Ultrahigh Average Thermoelectric Figure of Merit, Low Lattice Thermal Conductivity and Enhanced Microhardness in Nanostructured (GeTe)x (AgSbSe2 )100-x

Abstract

Waste heat sources are generally diffused and provide a range of temperatures rather than a particular temperature. Thus, thermoelectric waste heat to electricity conversion requires a high average thermoelectric figure of merit (ZT_avg ) of materials over the entire working temperature along with a high peak thermoelectric figure of merit (ZT_max ). Herein an ultrahigh ZT_avg of 1.4 for (GeTe)₈₀ (AgSbSe₂ )₂₀ [TAGSSe-80, T=tellurium, A=antimony, G=germanium, S=silver, Se=selenium] is reported in the temperature range of 300-700 K, which is one of the highest values measured amongst the state-of-the-art Pb-free polycrystalline thermoelectric materials. Moreover, TAGSSe-80 exhibits a high ZT_max of 1.9 at 660 K, which is reversible and reproducible with respect to several heating-cooling cycles. The high thermoelectric performance of TAGSSe-x is attributed to extremely low lattice thermal conductivity (κ_lat ), which mainly arises due to extensive phonon scattering by hierarchical nano/meso-structures in the TAGSSe-x matrix. Addition of AgSbSe₂ in GeTe results in κ_lat of ≈0.4 W mK^-1 in the 300-700 K range, approaching to the theoretical minimum limit of lattice thermal conductivity (κ_min ) of GeTe.
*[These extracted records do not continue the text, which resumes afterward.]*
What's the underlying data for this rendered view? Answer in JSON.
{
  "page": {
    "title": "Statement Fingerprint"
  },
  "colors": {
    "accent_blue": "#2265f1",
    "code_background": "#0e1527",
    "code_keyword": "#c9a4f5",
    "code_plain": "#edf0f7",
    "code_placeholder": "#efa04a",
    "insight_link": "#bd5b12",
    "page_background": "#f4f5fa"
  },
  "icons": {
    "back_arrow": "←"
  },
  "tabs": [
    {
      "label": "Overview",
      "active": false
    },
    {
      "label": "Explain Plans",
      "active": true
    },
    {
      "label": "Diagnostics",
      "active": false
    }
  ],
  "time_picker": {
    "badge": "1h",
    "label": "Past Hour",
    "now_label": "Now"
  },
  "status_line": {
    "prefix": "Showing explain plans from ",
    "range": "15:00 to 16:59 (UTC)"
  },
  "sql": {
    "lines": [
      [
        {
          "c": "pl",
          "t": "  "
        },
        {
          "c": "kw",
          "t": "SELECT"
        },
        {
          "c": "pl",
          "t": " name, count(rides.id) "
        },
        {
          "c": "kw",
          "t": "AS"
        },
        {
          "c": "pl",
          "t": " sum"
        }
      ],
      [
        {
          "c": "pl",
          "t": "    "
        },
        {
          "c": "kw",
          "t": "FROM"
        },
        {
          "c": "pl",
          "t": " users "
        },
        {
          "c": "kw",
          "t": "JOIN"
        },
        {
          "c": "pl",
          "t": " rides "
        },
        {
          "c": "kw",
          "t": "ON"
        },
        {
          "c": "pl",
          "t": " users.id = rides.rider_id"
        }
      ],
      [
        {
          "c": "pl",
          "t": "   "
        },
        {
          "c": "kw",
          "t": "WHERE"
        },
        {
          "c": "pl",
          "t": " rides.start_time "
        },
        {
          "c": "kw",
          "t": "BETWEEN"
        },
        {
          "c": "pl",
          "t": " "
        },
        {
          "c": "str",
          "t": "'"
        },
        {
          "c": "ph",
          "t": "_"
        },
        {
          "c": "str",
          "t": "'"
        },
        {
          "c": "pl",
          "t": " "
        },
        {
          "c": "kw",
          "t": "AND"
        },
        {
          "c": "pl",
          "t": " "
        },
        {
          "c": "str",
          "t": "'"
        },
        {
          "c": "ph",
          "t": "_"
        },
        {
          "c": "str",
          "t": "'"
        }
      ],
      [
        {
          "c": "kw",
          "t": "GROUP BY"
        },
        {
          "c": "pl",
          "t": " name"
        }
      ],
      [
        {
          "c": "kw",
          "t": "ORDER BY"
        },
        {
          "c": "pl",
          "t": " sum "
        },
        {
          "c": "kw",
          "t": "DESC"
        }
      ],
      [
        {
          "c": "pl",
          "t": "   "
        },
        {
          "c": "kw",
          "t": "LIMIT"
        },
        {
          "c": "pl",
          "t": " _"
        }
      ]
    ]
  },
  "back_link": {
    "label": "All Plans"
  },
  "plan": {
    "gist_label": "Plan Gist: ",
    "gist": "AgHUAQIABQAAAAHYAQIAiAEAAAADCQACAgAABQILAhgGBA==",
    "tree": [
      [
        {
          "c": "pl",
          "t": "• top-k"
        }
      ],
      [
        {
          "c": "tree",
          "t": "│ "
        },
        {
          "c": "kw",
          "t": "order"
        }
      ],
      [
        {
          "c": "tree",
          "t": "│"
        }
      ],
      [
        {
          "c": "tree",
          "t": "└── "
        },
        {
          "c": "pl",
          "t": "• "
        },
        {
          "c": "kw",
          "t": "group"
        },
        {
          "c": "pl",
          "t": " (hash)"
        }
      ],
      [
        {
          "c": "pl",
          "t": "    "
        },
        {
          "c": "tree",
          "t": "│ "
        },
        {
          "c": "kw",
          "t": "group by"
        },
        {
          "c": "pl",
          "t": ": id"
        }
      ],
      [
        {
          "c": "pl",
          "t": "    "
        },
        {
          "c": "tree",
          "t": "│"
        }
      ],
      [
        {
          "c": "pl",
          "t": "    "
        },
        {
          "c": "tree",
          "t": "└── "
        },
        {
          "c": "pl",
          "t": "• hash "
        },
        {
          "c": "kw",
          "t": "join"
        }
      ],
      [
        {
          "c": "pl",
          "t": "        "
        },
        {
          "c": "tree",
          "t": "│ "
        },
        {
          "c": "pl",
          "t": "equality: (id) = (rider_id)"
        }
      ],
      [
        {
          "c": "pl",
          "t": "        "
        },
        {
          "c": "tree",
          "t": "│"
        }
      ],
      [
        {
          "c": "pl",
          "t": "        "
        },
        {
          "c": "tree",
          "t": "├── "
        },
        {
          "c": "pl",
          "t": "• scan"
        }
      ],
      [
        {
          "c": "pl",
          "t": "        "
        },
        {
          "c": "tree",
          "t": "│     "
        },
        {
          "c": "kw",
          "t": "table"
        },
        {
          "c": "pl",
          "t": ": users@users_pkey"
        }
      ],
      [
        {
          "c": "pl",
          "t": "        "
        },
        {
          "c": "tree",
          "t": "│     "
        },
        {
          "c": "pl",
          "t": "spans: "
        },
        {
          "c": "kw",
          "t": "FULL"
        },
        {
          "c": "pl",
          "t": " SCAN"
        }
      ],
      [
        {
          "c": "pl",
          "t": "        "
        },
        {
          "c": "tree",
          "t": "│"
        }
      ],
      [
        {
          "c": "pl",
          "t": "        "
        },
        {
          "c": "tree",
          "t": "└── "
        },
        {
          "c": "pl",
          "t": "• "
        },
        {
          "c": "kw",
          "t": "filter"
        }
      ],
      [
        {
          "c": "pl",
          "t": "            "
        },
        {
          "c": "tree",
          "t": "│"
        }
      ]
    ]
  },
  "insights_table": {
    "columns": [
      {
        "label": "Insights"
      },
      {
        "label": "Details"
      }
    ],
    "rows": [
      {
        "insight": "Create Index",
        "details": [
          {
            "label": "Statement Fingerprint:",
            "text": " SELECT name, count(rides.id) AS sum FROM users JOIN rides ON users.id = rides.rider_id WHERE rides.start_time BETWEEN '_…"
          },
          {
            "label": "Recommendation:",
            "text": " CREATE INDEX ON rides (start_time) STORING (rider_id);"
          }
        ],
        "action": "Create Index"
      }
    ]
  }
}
Additionally, (GeTe)₈₀ (AgSbSe₂ )₂₀ exhibits a higher Vickers microhardness (mechanical stability) value of ≈209 kgf mm^-2 compared to the other state-of-the-art metal chalcogenides, making it an important material for thermoelectrics.

Keywords: chalcogenides; mechanical stability; nanostructures; thermal conductivity; thermoelectric.